Dr. Mordechai Z. Cohen, Associate Dean of YU’s Bernard Revel Graduate School of Jewish Studies, visited Dr. Stu Halpern’s class on “New Approaches to the Book of Ruth” on February 20, 2017, to deliver a lecture about different literary techniques for analyzing the biblical text. “Despite our familiarity with the book, there’s a lot to learn, especially from what modern scholarship has to teach us about biblical narrative,” said Cohen. Students got a taste of these scholarly analytical tools by learning how to pay attention to four different aspects of the text: literary structure (inclusio); “guiding words” (“milah manḥah”) that recur throughout specific portions of the text; deliberate ambiguity; and intertextuality, which occurs when a term or phrase evokes wording one has encountered earlier in Tanach.
For example, Cohen drew students’ attention to the ambiguity of Ruth 2:20, which recounts Naomi’s reaction upon learning that Ruth has been gleaning in Boaz’s field, and that the Boaz has seemingly been generous to her. The verse begins: “And Naomi said unto her daughter-in-law: 'Blessed be he [Boaz] of the LORD, who hath not left off His kindness to the living and to the dead...'” The portion of the verse that refers to one “who hath not left off His kindness to the living and to the dead” is ambiguous, because syntactically the phrase could be referring either to Boaz or to God.
Cohen emphasized that the ambiguity in the verse is deliberate, and intended to convey a particular message. “Naomi is thankful to Boaz, but there’s an undertone here; as readers we’re going to think of Hashem as well.” Intertextuality also comes into play in Ruth 2:20, strengthening the allusion to God’s kindness, and not just to Boaz’s. The verse’s Hebrew phraseology is highly reminiscent of Genesis 24:27, where Abraham’s servant, having recognized Rebecca as the ideal bride for Isaac, thanks God for not forsaking his kindness towards Abraham.

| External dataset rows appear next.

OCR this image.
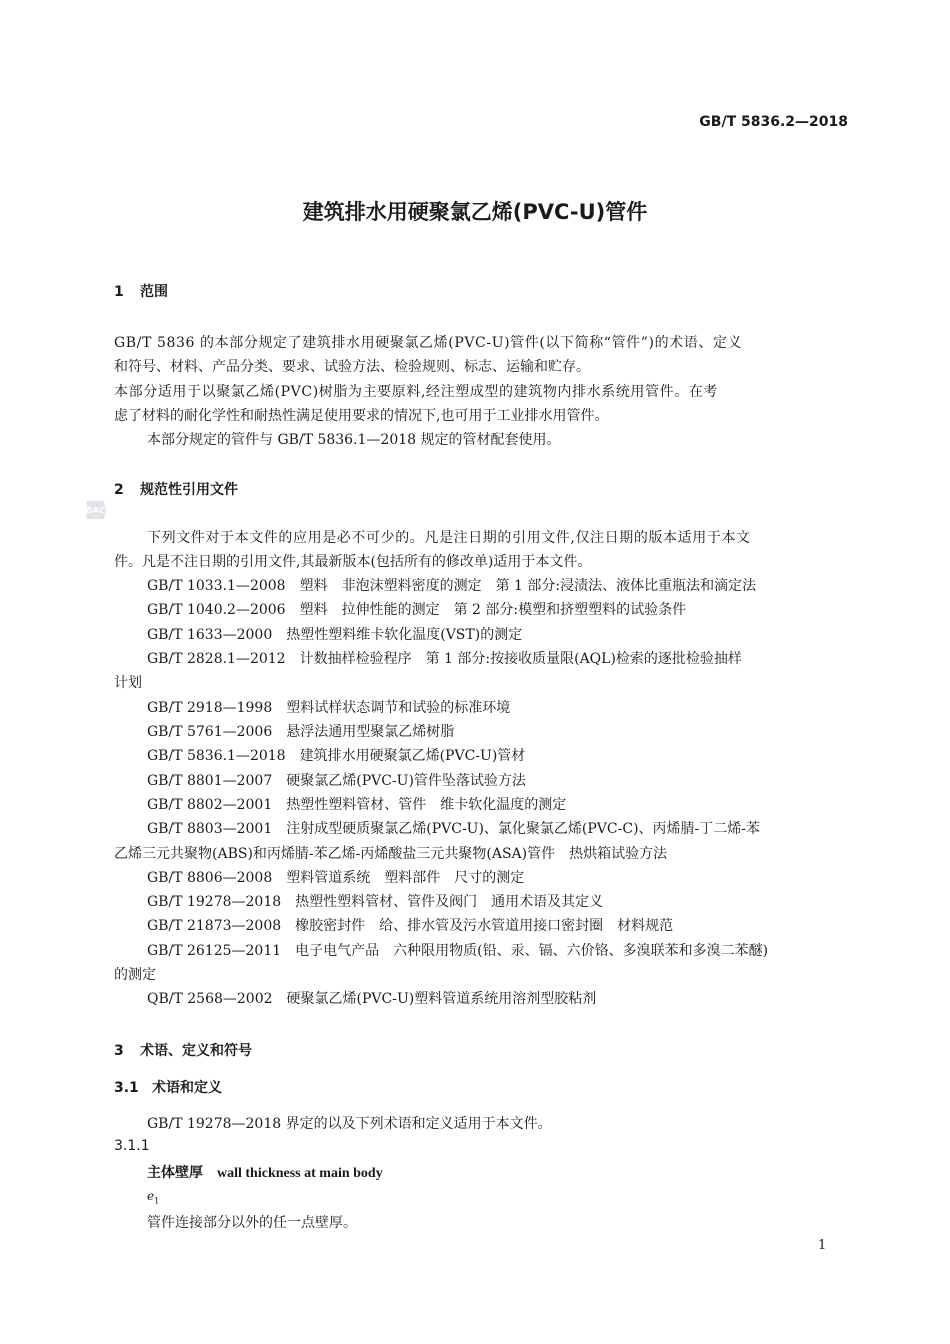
GB/T 5836.2—2018
建筑排水用硬聚氯乙烯(PVC-U)管件
1 范围
GB/T 5836 的本部分规定了建筑排水用硬聚氯乙烯(PVC-U)管件(以下简称“管件”)的术语、定义
和符号、材料、产品分类、要求、试验方法、检验规则、标志、运输和贮存。
本部分适用于以聚氯乙烯(PVC)树脂为主要原料,经注塑成型的建筑物内排水系统用管件。在考
虑了材料的耐化学性和耐热性满足使用要求的情况下,也可用于工业排水用管件。
本部分规定的管件与 GB/T 5836.1—2018 规定的管材配套使用。
2 规范性引用文件
SAC
下列文件对于本文件的应用是必不可少的。凡是注日期的引用文件,仅注日期的版本适用于本文
件。凡是不注日期的引用文件,其最新版本(包括所有的修改单)适用于本文件。
GB/T 1033.1—2008　塑料　非泡沫塑料密度的测定　第 1 部分:浸渍法、液体比重瓶法和滴定法
GB/T 1040.2—2006　塑料　拉伸性能的测定　第 2 部分:模塑和挤塑塑料的试验条件
GB/T 1633—2000　热塑性塑料维卡软化温度(VST)的测定
GB/T 2828.1—2012　计数抽样检验程序　第 1 部分:按接收质量限(AQL)检索的逐批检验抽样
计划
GB/T 2918—1998　塑料试样状态调节和试验的标准环境
GB/T 5761—2006　悬浮法通用型聚氯乙烯树脂
GB/T 5836.1—2018　建筑排水用硬聚氯乙烯(PVC-U)管材
GB/T 8801—2007　硬聚氯乙烯(PVC-U)管件坠落试验方法
GB/T 8802—2001　热塑性塑料管材、管件　维卡软化温度的测定
GB/T 8803—2001　注射成型硬质聚氯乙烯(PVC-U)、氯化聚氯乙烯(PVC-C)、丙烯腈-丁二烯-苯
乙烯三元共聚物(ABS)和丙烯腈-苯乙烯-丙烯酸盐三元共聚物(ASA)管件　热烘箱试验方法
GB/T 8806—2008　塑料管道系统　塑料部件　尺寸的测定
GB/T 19278—2018　热塑性塑料管材、管件及阀门　通用术语及其定义
GB/T 21873—2008　橡胶密封件　给、排水管及污水管道用接口密封圈　材料规范
GB/T 26125—2011　电子电气产品　六种限用物质(铅、汞、镉、六价铬、多溴联苯和多溴二苯醚)
的测定
QB/T 2568—2002　硬聚氯乙烯(PVC-U)塑料管道系统用溶剂型胶粘剂
3 术语、定义和符号
3.1 术语和定义
GB/T 19278—2018 界定的以及下列术语和定义适用于本文件。
3.1.1
主体壁厚 wall thickness at main body
$e_1$
管件连接部分以外的任一点壁厚。
1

Cohen elaborated on the theological dimension of the Book of Ruth. He noted that Chazal (the talmudic sages) questioned why the Book of Ruth had been written, as it seems to be about ordinary people, and “is not of a religious or national character.” The Sages’ famous answer, recounted Cohen, “is to teach us the reward of people who do good for one another.” Cohen compared this teaching to another midrash, about verse 4:13. The verse states that Boaz married Ruth, and that “the Lord gave her [Ruth] conception, and she bore a son.” The phrasing is unusual - biblical texts commonly just state that a woman has conceived, without mentioning the role of God - and Chazal explain that “Ruth did her part, Naomi did her part, Boaz did his part, and God said, ‘I will do my part’” (“Ruth ‘astah et shelah, Naomi ‘astah et shelah, Boaz ‘asah et shelo ve-’amar Hashem, Ani ‘e’eseh et sheli”).
Cohen suggested that the theological message of the Book of Ruth, which the Sages picked up on, is that “the sekhar (reward) of gomelei ḥasadim (doers of kindness) is that they are actually partners with God in making the world a better place.” Cohen compared the Book of Ruth, which is seemingly about ordinary people, to the Song of Songs (Shir ha-Shirim). “Shir ha-Shirim is a love story, but when you embed it within Tanakh it has a different complexion, a different texture,” he explained, noting Chazal’s allegorical interpretation. “[Similarly,] Ruth is not just a human story; it also has a divine dimension.”